I brewed more alcohol and paid back the loan I got from my VSLA group. I then borrowed more 500,000ugshs from them (VSLA group) I used part of it to collect more bricks and part of it for buying sand. I have a gentleman who is my neighbour, some years back he had requested me for a small piece of land to construct his toilet and I gave it to him without any pay, he again requested for more land to build another toilet, but this time around, he decided to give me 1,000,000ugsh as an appreciation for being kind to him. With that money, I was able to buy two trucks of sand and 13 bags of cement, then I got some boys who were builders to construct the house, I paid them 400,000ugshs. I did not have iron sheets to use, I decided to use the old ones. As the construction was going on, we ran short of building materials, I again had to go back to Naguru to extract more bricks so that I could sell them. I managed to get 600,000ugshs to buy the remaining materials. The iron sheets leak at times but my elder son tried to glue it, it has not helped much but I know that in the future again, I will be able to buy new iron sheets. So that’s how I was able to construct my house, I put in my all and I was disciplined with the money because I had learnt the value of money.

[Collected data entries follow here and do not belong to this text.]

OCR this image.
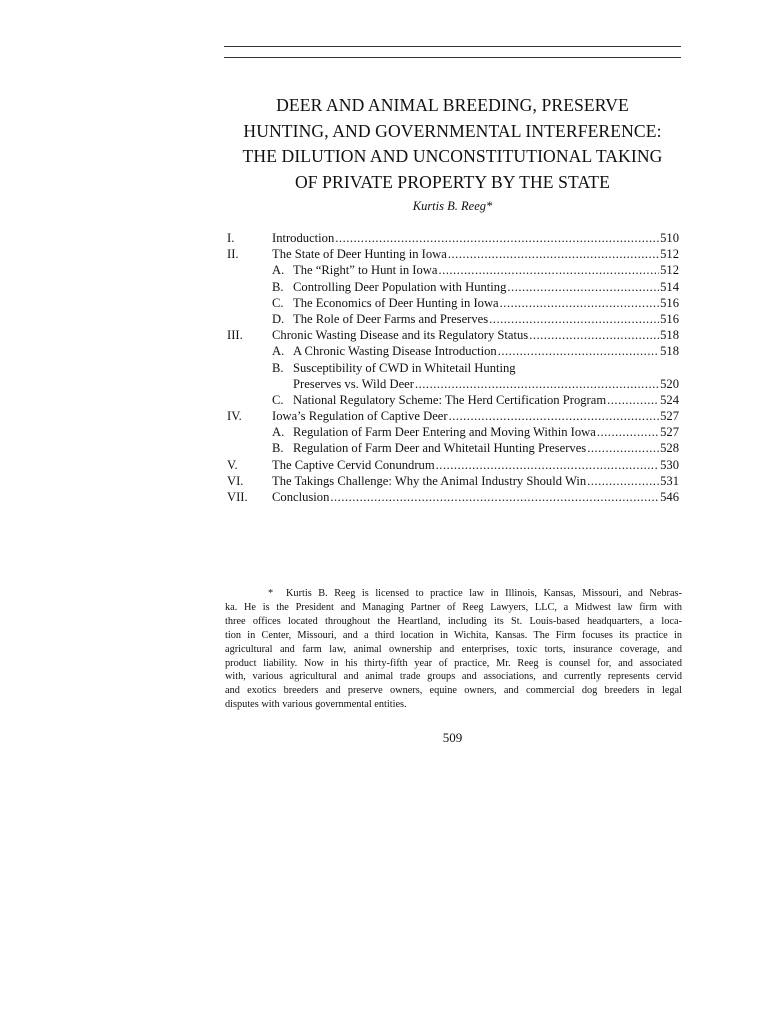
DEER AND ANIMAL BREEDING, PRESERVE
HUNTING, AND GOVERNMENTAL INTERFERENCE:
THE DILUTION AND UNCONSTITUTIONAL TAKING
OF PRIVATE PROPERTY BY THE STATE
Kurtis B. Reeg*
I.	Introduction .....	510
II.	The State of Deer Hunting in Iowa .....	512
A. The “Right” to Hunt in Iowa .....	512
B. Controlling Deer Population with Hunting .....	514
C. The Economics of Deer Hunting in Iowa .....	516
D. The Role of Deer Farms and Preserves .....	516
III. Chronic Wasting Disease and its Regulatory Status .....	518
A. A Chronic Wasting Disease Introduction .....	518
B. Susceptibility of CWD in Whitetail Hunting
Preserves vs. Wild Deer .....	520
C. National Regulatory Scheme: The Herd Certification Program .....	524
IV. Iowa’s Regulation of Captive Deer .....	527
A. Regulation of Farm Deer Entering and Moving Within Iowa .....	527
B. Regulation of Farm Deer and Whitetail Hunting Preserves .....	528
V.	The Captive Cervid Conundrum .....	530
VI. The Takings Challenge: Why the Animal Industry Should Win .....	531
VII. Conclusion .....	546
* Kurtis B. Reeg is licensed to practice law in Illinois, Kansas, Missouri, and Nebras-
ka. He is the President and Managing Partner of Reeg Lawyers, LLC, a Midwest law firm with
three offices located throughout the Heartland, including its St. Louis-based headquarters, a loca-
tion in Center, Missouri, and a third location in Wichita, Kansas. The Firm focuses its practice in
agricultural and farm law, animal ownership and enterprises, toxic torts, insurance coverage, and
product liability. Now in his thirty-fifth year of practice, Mr. Reeg is counsel for, and associated
with, various agricultural and animal trade groups and associations, and currently represents cervid
and exotics breeders and preserve owners, equine owners, and commercial dog breeders in legal
disputes with various governmental entities.
509
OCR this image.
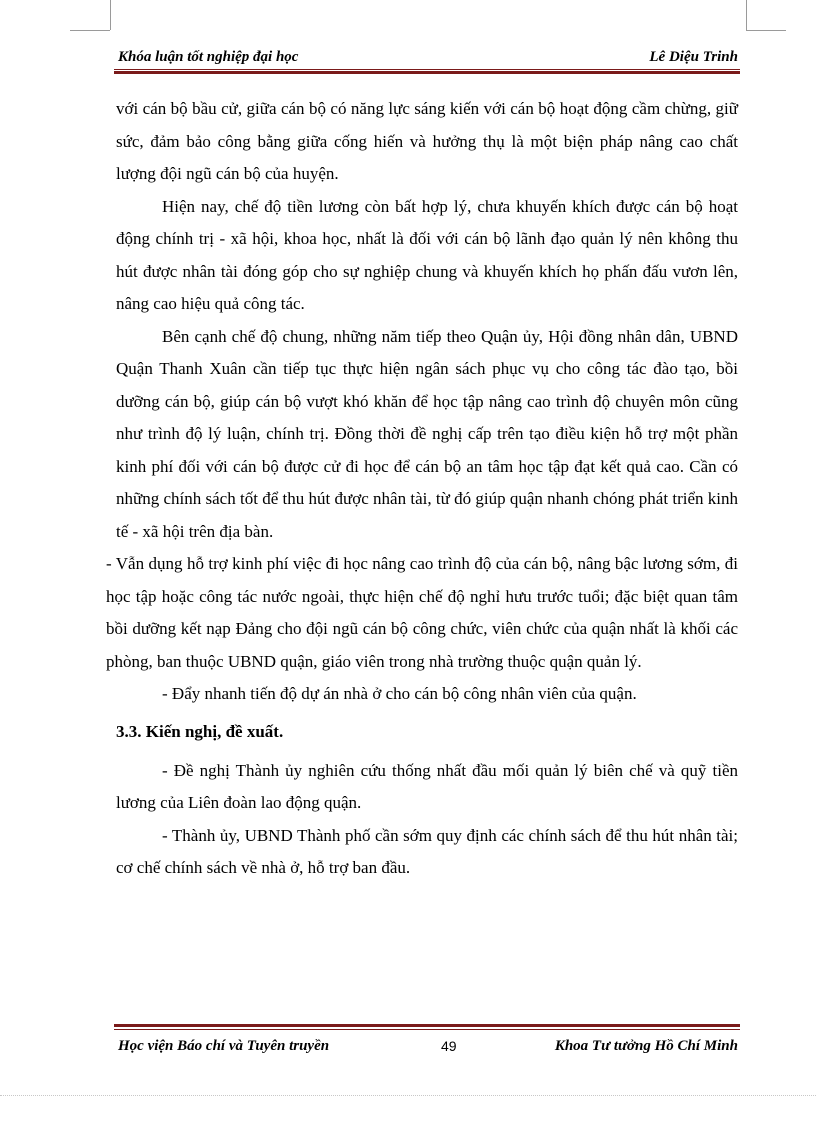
Khóa luận tốt nghiệp đại học	Lê Diệu Trinh

với cán bộ bầu cử, giữa cán bộ có năng lực sáng kiến với cán bộ hoạt động cầm chừng, giữ sức, đảm bảo công bằng giữa cống hiến và hưởng thụ là một biện pháp nâng cao chất lượng đội ngũ cán bộ của huyện.

Hiện nay, chế độ tiền lương còn bất hợp lý, chưa khuyến khích được cán bộ hoạt động chính trị - xã hội, khoa học, nhất là đối với cán bộ lãnh đạo quản lý nên không thu hút được nhân tài đóng góp cho sự nghiệp chung và khuyến khích họ phấn đấu vươn lên, nâng cao hiệu quả công tác.

Bên cạnh chế độ chung, những năm tiếp theo Quận ủy, Hội đồng nhân dân, UBND Quận Thanh Xuân cần tiếp tục thực hiện ngân sách phục vụ cho công tác đào tạo, bồi dưỡng cán bộ, giúp cán bộ vượt khó khăn để học tập nâng cao trình độ chuyên môn cũng như trình độ lý luận, chính trị. Đồng thời đề nghị cấp trên tạo điều kiện hỗ trợ một phần kinh phí đối với cán bộ được cử đi học để cán bộ an tâm học tập đạt kết quả cao. Cần có những chính sách tốt để thu hút được nhân tài, từ đó giúp quận nhanh chóng phát triển kinh tế - xã hội trên địa bàn.

- Vẫn dụng hỗ trợ kinh phí việc đi học nâng cao trình độ của cán bộ, nâng bậc lương sớm, đi học tập hoặc công tác nước ngoài, thực hiện chế độ nghỉ hưu trước tuổi; đặc biệt quan tâm bồi dưỡng kết nạp Đảng cho đội ngũ cán bộ công chức, viên chức của quận nhất là khối các phòng, ban thuộc UBND quận, giáo viên trong nhà trường thuộc quận quản lý.

- Đẩy nhanh tiến độ dự án nhà ở cho cán bộ công nhân viên của quận.

3.3. Kiến nghị, đề xuất.

- Đề nghị Thành ủy nghiên cứu thống nhất đầu mối quản lý biên chế và quỹ tiền lương của Liên đoàn lao động quận.

- Thành ủy, UBND Thành phố cần sớm quy định các chính sách để thu hút nhân tài; cơ chế chính sách về nhà ở, hỗ trợ ban đầu.

Học viện Báo chí và Tuyên truyền	49	Khoa Tư tưởng Hồ Chí Minh
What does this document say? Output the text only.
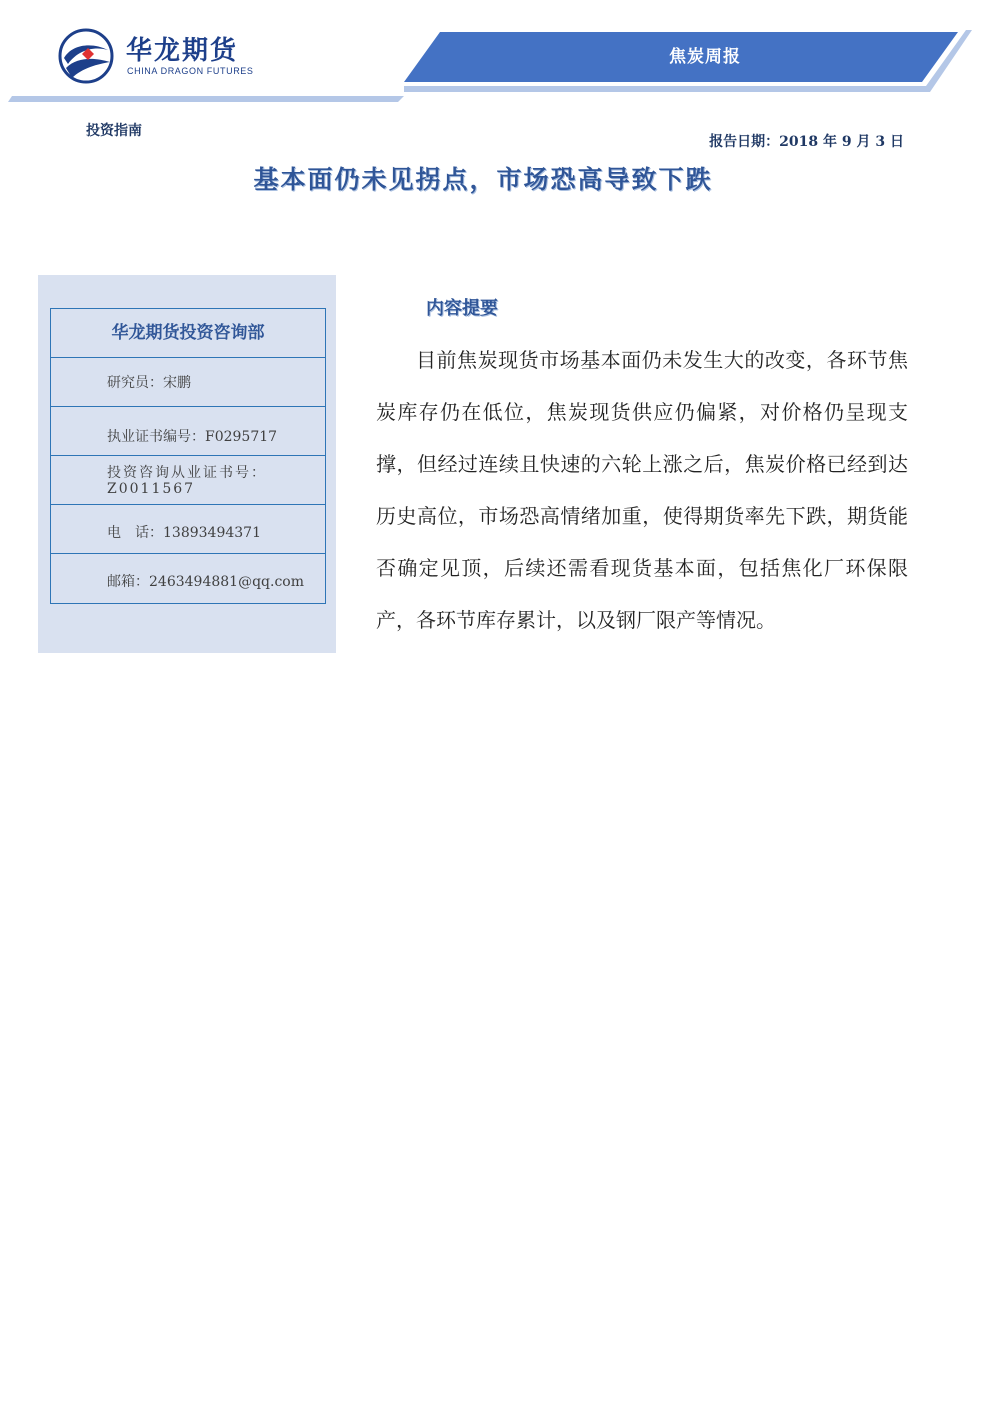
华龙期货
CHINA DRAGON FUTURES
焦炭周报
投资指南
报告日期：2018 年 9 月 3 日
基本面仍未见拐点，市场恐高导致下跌
华龙期货投资咨询部
研究员：宋鹏
执业证书编号：F0295717
投资咨询从业证书号：Z0011567
电　话：13893494371
邮箱：2463494881@qq.com
内容提要

目前焦炭现货市场基本面仍未发生大的改变，各环节焦炭库存仍在低位，焦炭现货供应仍偏紧，对价格仍呈现支撑，但经过连续且快速的六轮上涨之后，焦炭价格已经到达历史高位，市场恐高情绪加重，使得期货率先下跌，期货能否确定见顶，后续还需看现货基本面，包括焦化厂环保限产，各环节库存累计，以及钢厂限产等情况。
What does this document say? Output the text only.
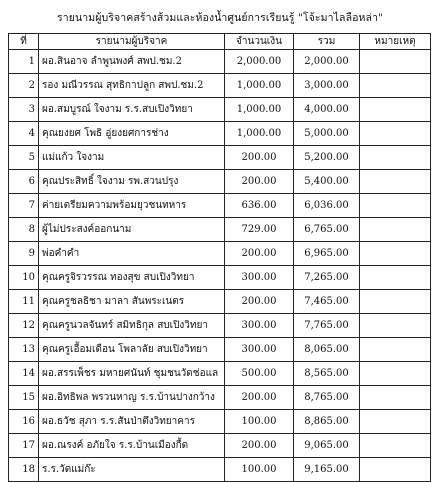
รายนามผู้บริจาคสร้างส้วมและห้องน้ำศูนย์การเรียนรู้ "โจ้ะมาไลลือหล่า"
ที่	รายนามผู้บริจาค	จำนวนเงิน	รวม	หมายเหตุ
1	ผอ.สินอาจ ลำพูนพงศ์ สพป.ชม.2	2,000.00	2,000.00	
2	รอง มณีวรรณ สุทธิกาปลูก สพป.ชม.2	1,000.00	3,000.00	
3	ผอ.สมบูรณ์ ใจงาม ร.ร.สบเปิงวิทยา	1,000.00	4,000.00	
4	คุณยงยศ โพธิ อู่ยงยศการช่าง	1,000.00	5,000.00	
5	แม่แก้ว ใจงาม	200.00	5,200.00	
6	คุณประสิทธิ์ ใจงาม รพ.สวนปรุง	200.00	5,400.00	
7	ค่ายเตรียมความพร้อมยุวชนทหาร	636.00	6,036.00	
8	ผู้ไม่ประสงค์ออกนาม	729.00	6,765.00	
9	พ่อคำคำ	200.00	6,965.00	
10	คุณครูจิรวรรณ ทองสุข สบเปิงวิทยา	300.00	7,265.00	
11	คุณครูชลธิชา มาลา สันพระเนตร	200.00	7,465.00	
12	คุณครูนวลจันทร์ สมิทธิกุล สบเปิงวิทยา	300.00	7,765.00	
13	คุณครูเอื้อมเดือน โพลาลัย สบเปิงวิทยา	300.00	8,065.00	
14	ผอ.สรรเพ็ชร มหายศนันท์ ชุมชนวัดช่อแล	500.00	8,565.00	
15	ผอ.อิทธิพล พรวนหาญ ร.ร.บ้านปางกว้าง	200.00	8,765.00	
16	ผอ.ธวัช สุภา ร.ร.สันป่าตึงวิทยาคาร	100.00	8,865.00	
17	ผอ.ณรงค์ อภัยใจ ร.ร.บ้านเมืองกื้ด	200.00	9,065.00	
18	ร.ร.วัดแม่ก๊ะ	100.00	9,165.00	
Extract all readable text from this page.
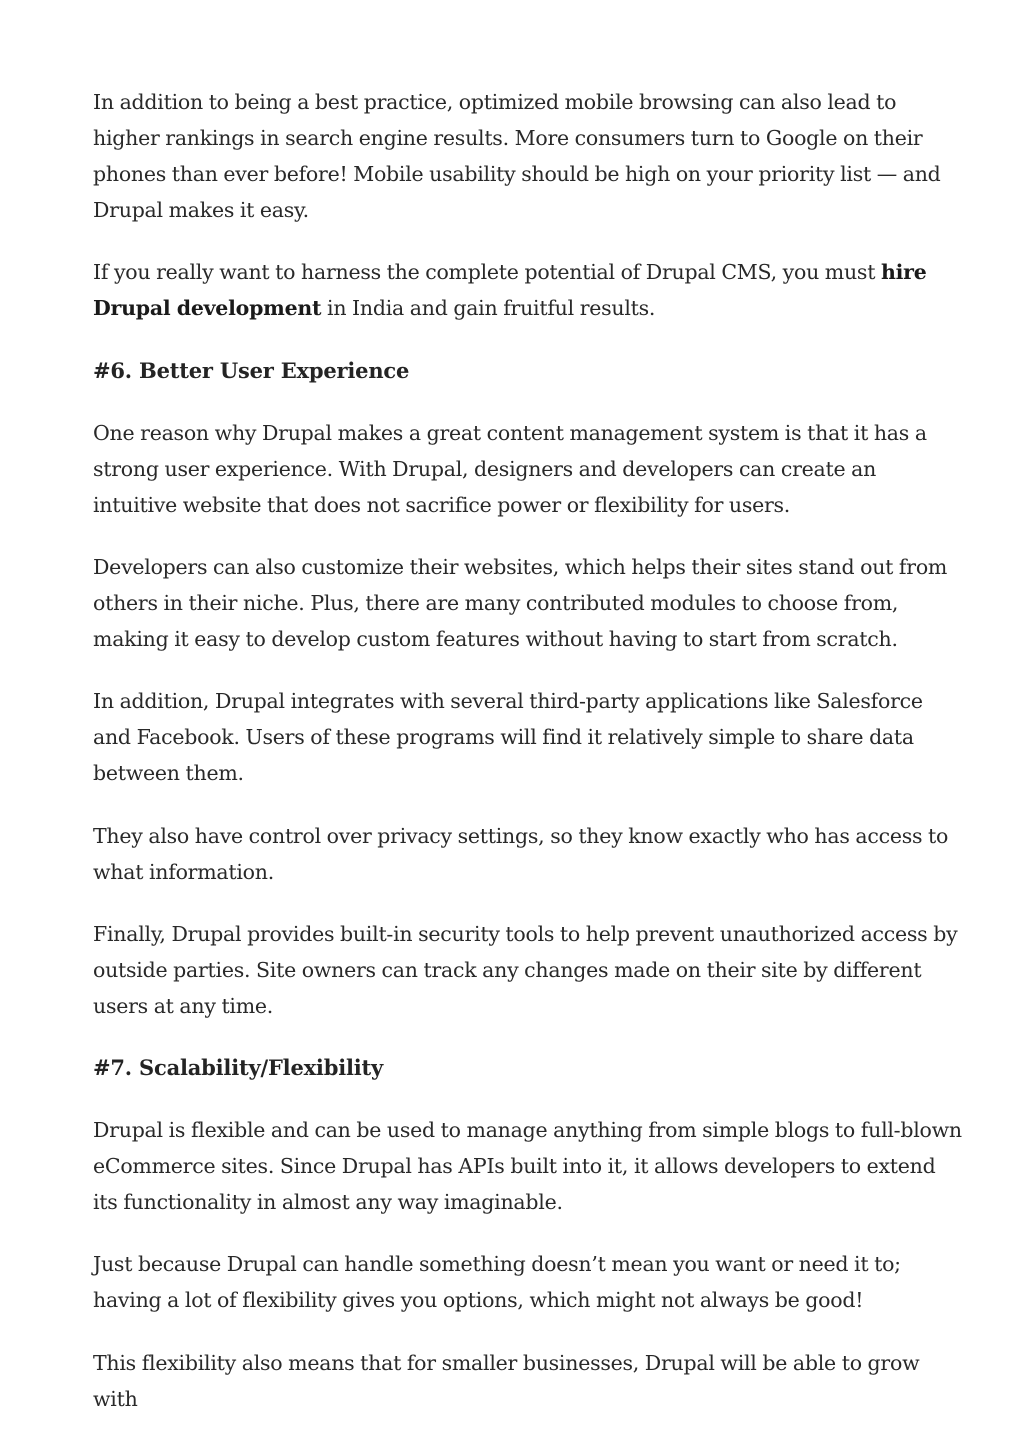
In addition to being a best practice, optimized mobile browsing can also lead to higher rankings in search engine results. More consumers turn to Google on their phones than ever before! Mobile usability should be high on your priority list — and Drupal makes it easy.

If you really want to harness the complete potential of Drupal CMS, you must hire Drupal development in India and gain fruitful results.

#6. Better User Experience

One reason why Drupal makes a great content management system is that it has a strong user experience. With Drupal, designers and developers can create an intuitive website that does not sacrifice power or flexibility for users.

Developers can also customize their websites, which helps their sites stand out from others in their niche. Plus, there are many contributed modules to choose from, making it easy to develop custom features without having to start from scratch.

In addition, Drupal integrates with several third-party applications like Salesforce and Facebook. Users of these programs will find it relatively simple to share data between them.

They also have control over privacy settings, so they know exactly who has access to what information.

Finally, Drupal provides built-in security tools to help prevent unauthorized access by outside parties. Site owners can track any changes made on their site by different users at any time.

#7. Scalability/Flexibility

Drupal is flexible and can be used to manage anything from simple blogs to full-blown eCommerce sites. Since Drupal has APIs built into it, it allows developers to extend its functionality in almost any way imaginable.

Just because Drupal can handle something doesn’t mean you want or need it to; having a lot of flexibility gives you options, which might not always be good!

This flexibility also means that for smaller businesses, Drupal will be able to grow with
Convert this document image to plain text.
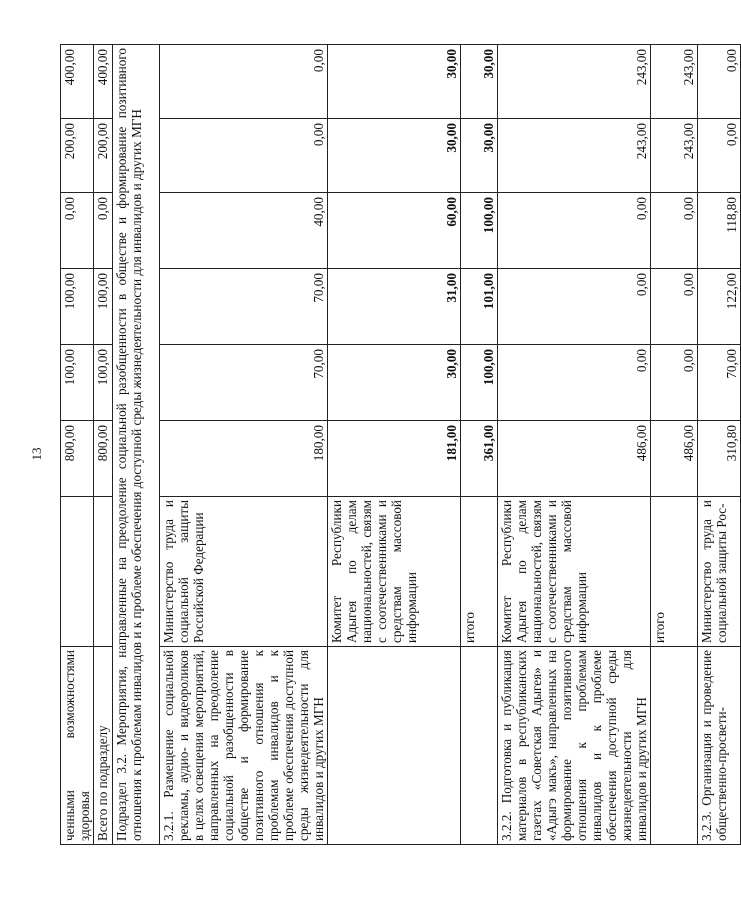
13
ченными возможностями здоровья		800,00	100,00	100,00	0,00	200,00	400,00
Всего по подразделу		800,00	100,00	100,00	0,00	200,00	400,00
Подраздел 3.2. Мероприятия, направленные на преодоление социальной разобщенности в обществе и формирование позитивного отношения к проблемам инвалидов и к проблеме обеспечения доступной среды жизнедеятельности для инвалидов и других МГН							
3.2.1. Размещение социальной рекламы, аудио- и видеороликов в целях освещения мероприятий, направленных на преодоление социальной разобщенности в обществе и формирование позитивного отношения к проблемам инвалидов и к проблеме обеспечения доступной среды жизнедеятельности для инвалидов и других МГН	Министерство труда и социальной защиты Российской Федерации	180,00	70,00	70,00	40,00	0,00	0,00
	Комитет Республики Адыгея по делам национальностей, связям с соотечественниками и средствам массовой информации	181,00	30,00	31,00	60,00	30,00	30,00
	итого	361,00	100,00	101,00	100,00	30,00	30,00
3.2.2. Подготовка и публикация материалов в республиканских газетах «Советская Адыгея» и «Адыгэ макъ», направленных на формирование позитивного отношения к проблемам инвалидов и к проблеме обеспечения доступной среды жизнедеятельности для инвалидов и других МГН	Комитет Республики Адыгея по делам национальностей, связям с соотечественниками и средствам массовой информации	486,00	0,00	0,00	0,00	243,00	243,00
	итого	486,00	0,00	0,00	0,00	243,00	243,00
3.2.3. Организация и проведение общественно-просвети-	Министерство труда и социальной защиты Рос-	310,80	70,00	122,00	118,80	0,00	0,00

Before my children were being paid for by Meeting Point International, we all used to go with them for stone quarrying, no one was going to school until one day my elder son Robert went to play football and he met Rose, who asked him why he was not at school, he told her that “my mother doesn’t have money to take us to school”, she asked for my name and after Rose took his photo. After a while Rose came to the place where we were doing stone quarrying from and she came with the photo of Robert asking for the mother, I was not around but my friends later informed me that the director of Meeting Point International was looking for me, I had to go and meet her and she told me that Robert would begin school, she also asked for my other children that were not going to school and she enrolled them too. After a while, all my children were going to school. Besides all this, am so happy that because of Meeting Point International, my children are studying, if Rose had not supported them I would count myself useless because I would not have been able to educate them at school. Am confident that my children are having a good foundation because they are studying from Luigi Giussani schools, although in the future they go to study somewhere else, their foundation has been laid firm. Am also happy that through the VSLA initiative at Meeting Point International, It helped me to construct my own house when all hope was lost.  It’s a two roomed house, I rent out one room and the other I live in it with my children. I put in my all and I was disciplined with the money because I had learnt the value of money.